As indicações funcionam como um cala-boca nos críticos?

MEIRELLES: Os caras que foram rigorosos talvez já tenham revisto suas opiniões. Tenho uma lista com as piores críticas. Adoraria que você fizesse uma reportagem com os críticos. Que pegasse, por exemplo, quem disse que o filme ia ser esquecido em três meses e perguntasse: ‘E aí, por que as pessoas não esqueceram?’.

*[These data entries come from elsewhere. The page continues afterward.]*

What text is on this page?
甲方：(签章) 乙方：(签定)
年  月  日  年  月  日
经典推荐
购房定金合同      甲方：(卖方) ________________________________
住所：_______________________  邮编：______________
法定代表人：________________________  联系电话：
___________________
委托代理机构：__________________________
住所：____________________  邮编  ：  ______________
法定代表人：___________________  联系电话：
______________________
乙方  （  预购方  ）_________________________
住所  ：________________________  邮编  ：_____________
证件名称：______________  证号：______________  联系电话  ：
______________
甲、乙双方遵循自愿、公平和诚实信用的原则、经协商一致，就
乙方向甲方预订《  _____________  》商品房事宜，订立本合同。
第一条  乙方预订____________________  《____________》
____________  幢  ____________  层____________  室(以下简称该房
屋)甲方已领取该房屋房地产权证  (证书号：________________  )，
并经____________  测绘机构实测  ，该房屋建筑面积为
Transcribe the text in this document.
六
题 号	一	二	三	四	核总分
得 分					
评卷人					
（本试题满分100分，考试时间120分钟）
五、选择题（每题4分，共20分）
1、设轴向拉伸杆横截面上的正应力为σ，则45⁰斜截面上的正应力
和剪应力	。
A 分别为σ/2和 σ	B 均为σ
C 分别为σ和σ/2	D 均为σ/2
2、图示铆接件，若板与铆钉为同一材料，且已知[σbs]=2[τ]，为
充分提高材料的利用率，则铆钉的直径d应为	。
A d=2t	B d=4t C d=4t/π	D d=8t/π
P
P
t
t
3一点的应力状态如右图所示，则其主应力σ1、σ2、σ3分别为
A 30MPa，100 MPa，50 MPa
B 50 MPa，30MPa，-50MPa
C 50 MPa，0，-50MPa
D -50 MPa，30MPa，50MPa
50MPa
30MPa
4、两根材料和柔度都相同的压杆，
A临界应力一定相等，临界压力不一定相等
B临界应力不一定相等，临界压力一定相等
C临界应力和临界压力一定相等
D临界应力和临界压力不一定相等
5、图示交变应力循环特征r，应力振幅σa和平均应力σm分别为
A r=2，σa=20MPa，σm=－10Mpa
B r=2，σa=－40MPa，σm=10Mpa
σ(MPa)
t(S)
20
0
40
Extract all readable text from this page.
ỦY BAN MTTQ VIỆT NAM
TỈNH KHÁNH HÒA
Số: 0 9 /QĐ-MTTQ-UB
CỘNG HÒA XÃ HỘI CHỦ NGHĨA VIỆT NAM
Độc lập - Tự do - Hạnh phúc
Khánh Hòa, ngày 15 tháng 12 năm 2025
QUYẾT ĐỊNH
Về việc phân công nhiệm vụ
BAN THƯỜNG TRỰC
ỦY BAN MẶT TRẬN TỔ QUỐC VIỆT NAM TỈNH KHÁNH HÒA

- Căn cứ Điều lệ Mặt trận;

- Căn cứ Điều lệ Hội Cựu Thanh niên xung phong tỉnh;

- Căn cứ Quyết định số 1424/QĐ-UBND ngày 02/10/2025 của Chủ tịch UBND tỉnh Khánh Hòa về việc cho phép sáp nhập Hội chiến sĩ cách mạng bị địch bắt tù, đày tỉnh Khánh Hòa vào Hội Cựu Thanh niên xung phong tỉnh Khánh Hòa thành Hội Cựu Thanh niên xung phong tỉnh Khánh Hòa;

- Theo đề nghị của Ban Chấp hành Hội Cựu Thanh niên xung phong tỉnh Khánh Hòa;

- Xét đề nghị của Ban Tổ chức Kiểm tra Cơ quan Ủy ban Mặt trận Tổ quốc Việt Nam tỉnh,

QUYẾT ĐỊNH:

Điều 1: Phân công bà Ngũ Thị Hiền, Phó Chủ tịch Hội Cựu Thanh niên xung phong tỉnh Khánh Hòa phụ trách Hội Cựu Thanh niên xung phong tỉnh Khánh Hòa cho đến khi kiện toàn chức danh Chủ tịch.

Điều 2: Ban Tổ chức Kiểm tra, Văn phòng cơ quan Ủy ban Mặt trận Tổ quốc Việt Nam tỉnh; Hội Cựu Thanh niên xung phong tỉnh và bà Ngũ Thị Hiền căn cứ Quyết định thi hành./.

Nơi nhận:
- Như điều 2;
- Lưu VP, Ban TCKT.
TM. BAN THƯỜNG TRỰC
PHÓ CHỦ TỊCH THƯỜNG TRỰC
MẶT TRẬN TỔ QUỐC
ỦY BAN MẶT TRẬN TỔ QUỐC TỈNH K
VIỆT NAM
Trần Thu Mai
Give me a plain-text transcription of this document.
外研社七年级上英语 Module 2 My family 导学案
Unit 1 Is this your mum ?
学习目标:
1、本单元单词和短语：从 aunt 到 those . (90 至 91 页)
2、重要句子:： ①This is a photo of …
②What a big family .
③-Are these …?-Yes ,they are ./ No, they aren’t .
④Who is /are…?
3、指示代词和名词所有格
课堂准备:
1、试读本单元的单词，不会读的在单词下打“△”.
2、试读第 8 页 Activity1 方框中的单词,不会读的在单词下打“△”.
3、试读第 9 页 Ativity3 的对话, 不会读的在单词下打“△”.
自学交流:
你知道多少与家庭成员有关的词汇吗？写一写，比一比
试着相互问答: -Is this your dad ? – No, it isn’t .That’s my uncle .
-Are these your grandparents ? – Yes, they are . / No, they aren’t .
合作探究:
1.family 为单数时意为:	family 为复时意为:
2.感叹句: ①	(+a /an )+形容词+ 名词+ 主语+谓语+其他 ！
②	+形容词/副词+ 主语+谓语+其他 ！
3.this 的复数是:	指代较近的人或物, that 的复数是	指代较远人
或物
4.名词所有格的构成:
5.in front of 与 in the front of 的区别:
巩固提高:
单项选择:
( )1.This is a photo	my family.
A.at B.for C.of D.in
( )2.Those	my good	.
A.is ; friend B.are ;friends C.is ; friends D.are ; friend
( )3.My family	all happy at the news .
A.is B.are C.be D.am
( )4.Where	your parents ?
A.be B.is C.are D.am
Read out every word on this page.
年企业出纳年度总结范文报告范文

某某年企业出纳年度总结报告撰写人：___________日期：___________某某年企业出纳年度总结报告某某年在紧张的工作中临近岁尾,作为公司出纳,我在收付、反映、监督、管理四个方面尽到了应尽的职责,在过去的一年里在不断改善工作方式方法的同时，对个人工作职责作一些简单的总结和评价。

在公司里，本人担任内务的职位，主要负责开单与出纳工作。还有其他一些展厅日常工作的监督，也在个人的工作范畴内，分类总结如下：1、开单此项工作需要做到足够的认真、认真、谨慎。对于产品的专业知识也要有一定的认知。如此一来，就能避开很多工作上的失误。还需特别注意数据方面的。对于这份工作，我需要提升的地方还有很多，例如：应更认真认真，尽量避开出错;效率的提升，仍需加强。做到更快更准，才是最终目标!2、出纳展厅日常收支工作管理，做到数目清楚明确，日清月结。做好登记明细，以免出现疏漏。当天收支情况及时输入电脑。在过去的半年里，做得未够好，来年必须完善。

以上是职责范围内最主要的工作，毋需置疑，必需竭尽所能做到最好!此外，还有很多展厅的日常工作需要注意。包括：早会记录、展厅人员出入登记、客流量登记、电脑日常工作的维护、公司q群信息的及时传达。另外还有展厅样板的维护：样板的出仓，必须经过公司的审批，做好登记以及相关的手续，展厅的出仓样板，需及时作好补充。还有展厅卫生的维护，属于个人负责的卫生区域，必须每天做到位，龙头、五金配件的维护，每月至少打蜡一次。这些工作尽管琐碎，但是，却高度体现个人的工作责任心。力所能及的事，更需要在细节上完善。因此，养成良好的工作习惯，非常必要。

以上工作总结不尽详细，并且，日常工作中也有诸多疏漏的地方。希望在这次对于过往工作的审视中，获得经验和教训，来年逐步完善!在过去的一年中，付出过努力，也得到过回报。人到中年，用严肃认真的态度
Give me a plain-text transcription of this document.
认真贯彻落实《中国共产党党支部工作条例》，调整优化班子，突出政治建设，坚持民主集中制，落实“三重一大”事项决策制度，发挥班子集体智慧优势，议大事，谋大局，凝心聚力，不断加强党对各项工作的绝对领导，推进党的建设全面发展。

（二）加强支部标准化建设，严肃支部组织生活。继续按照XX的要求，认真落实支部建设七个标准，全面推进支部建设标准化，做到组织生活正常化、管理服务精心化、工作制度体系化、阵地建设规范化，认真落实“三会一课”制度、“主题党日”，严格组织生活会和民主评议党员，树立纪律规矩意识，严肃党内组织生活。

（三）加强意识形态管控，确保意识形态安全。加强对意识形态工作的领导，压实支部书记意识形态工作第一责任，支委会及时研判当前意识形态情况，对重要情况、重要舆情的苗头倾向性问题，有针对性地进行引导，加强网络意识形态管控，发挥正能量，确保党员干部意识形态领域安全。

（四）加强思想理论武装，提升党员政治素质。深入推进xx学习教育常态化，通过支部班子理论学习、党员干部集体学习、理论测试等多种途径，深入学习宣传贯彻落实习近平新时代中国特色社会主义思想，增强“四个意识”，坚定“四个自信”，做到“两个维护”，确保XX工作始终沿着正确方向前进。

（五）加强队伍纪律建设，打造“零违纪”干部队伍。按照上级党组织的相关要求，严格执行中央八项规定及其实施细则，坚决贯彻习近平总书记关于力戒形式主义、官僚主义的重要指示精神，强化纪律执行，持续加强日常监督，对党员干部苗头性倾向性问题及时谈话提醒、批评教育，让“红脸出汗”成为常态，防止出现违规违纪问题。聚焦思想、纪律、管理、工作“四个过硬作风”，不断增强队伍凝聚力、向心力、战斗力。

A Katia Lund, co-diretora, disse numa entrevista que você assumiu o filme sozinho e não lhe deu o devido crédito.

MEIRELLES: Ela me mandou um e-mail absolutamente amável, desejando-me sorte. Disse: ‘Desculpe-me o tom, não era essa minha intenção, quero sempre estar ao seu lado.’

Quais são as chances de ‘Cidade de Deus’ no Oscar?

MEIRELLES: Para diretor, Peter Jackson (de ‘O Senhor dos Anéis’) é barbada. Eu votaria nele. Um cineasta que fez três filmes daqueles não há dúvidas de que merece ganhar. Quem tem mais chance é o Daniel, na montagem. Dos caras com quem compete, ele é o melhor. Quanto à fotografia, assisti ao filme ‘Moça com brinco de pérola’. É uma imagem mais linda do que a outra, que remete aos quadros de Vermeer. Tem toda a cara de ganhar. E no caso do roteiro o problema é que o nosso é em português.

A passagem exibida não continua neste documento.